You will be advised of the right to file an administrative appeal within 90 calendar days of the date of the final response to your request. You may disagree with the withholding of information, a fee determination (including a fee waiver denial), or you may believe that there are additional records responsive to your request. You also may file an administrative appeal if your request for expedited processing is denied. All appeals must be made in writing and addressed to the FOIA Appeals Officer by electronic mail at OHA.email@example.com, by regular mail to the Director, Office of Hearings and Appeals, HG-1, Department of Energy, 1000 Independence Avenue SW, Washington DC 20585, or by telephone at 202-287-1400. Please note that all mail sent to FHFA via the United States Postal Service is routed through a national irradiation facility, a process that can delay delivery by approximately two weeks. For any time-sensitive correspondence, please plan accordingly.

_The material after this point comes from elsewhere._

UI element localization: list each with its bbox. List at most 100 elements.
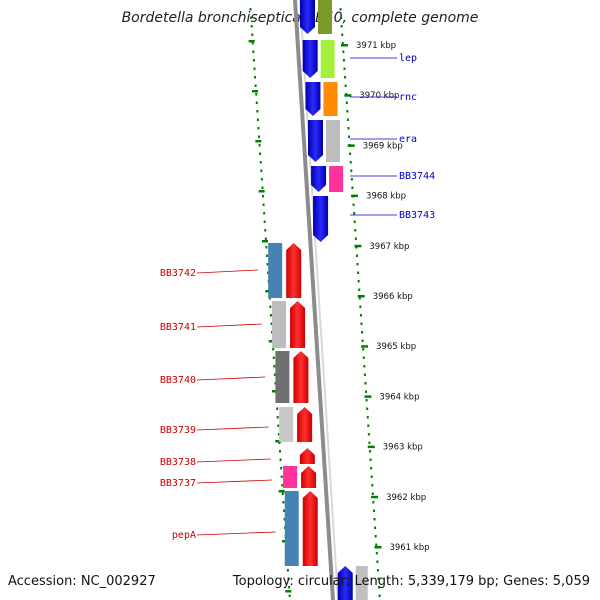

No specific form or particular language is required. However, your appeal must include a copy of the initial request, a copy of the letter denying your request in whole or part, and an explanation of the reasons why you disagree with our action, along with your name, address, telephone number, facsimile number, and electronic mail address, if any. If you are appealing because you believe there are additional records, you must specify why you believe that records exist and, if possible, where you believe they might be located. Please include the notation "Freedom of Information Act Appeal" on the front of your envelope and at the beginning of your appeal to ensure that your appeal is received without delay. For appeals from decisions by the DOE, please add "DOE" after "Freedom of Information Act Appeal." Within 20 working days of receipt of a valid FOIA appeal, you will be informed in writing of the outcome of your appeal. If you still believe that the DOE has not handled your FOIA request in accordance with the law, you have the right to challenge the agency's action in federal court, or you may seek the assistance from the Office of Government Information Services of the National Archives and Records Administration.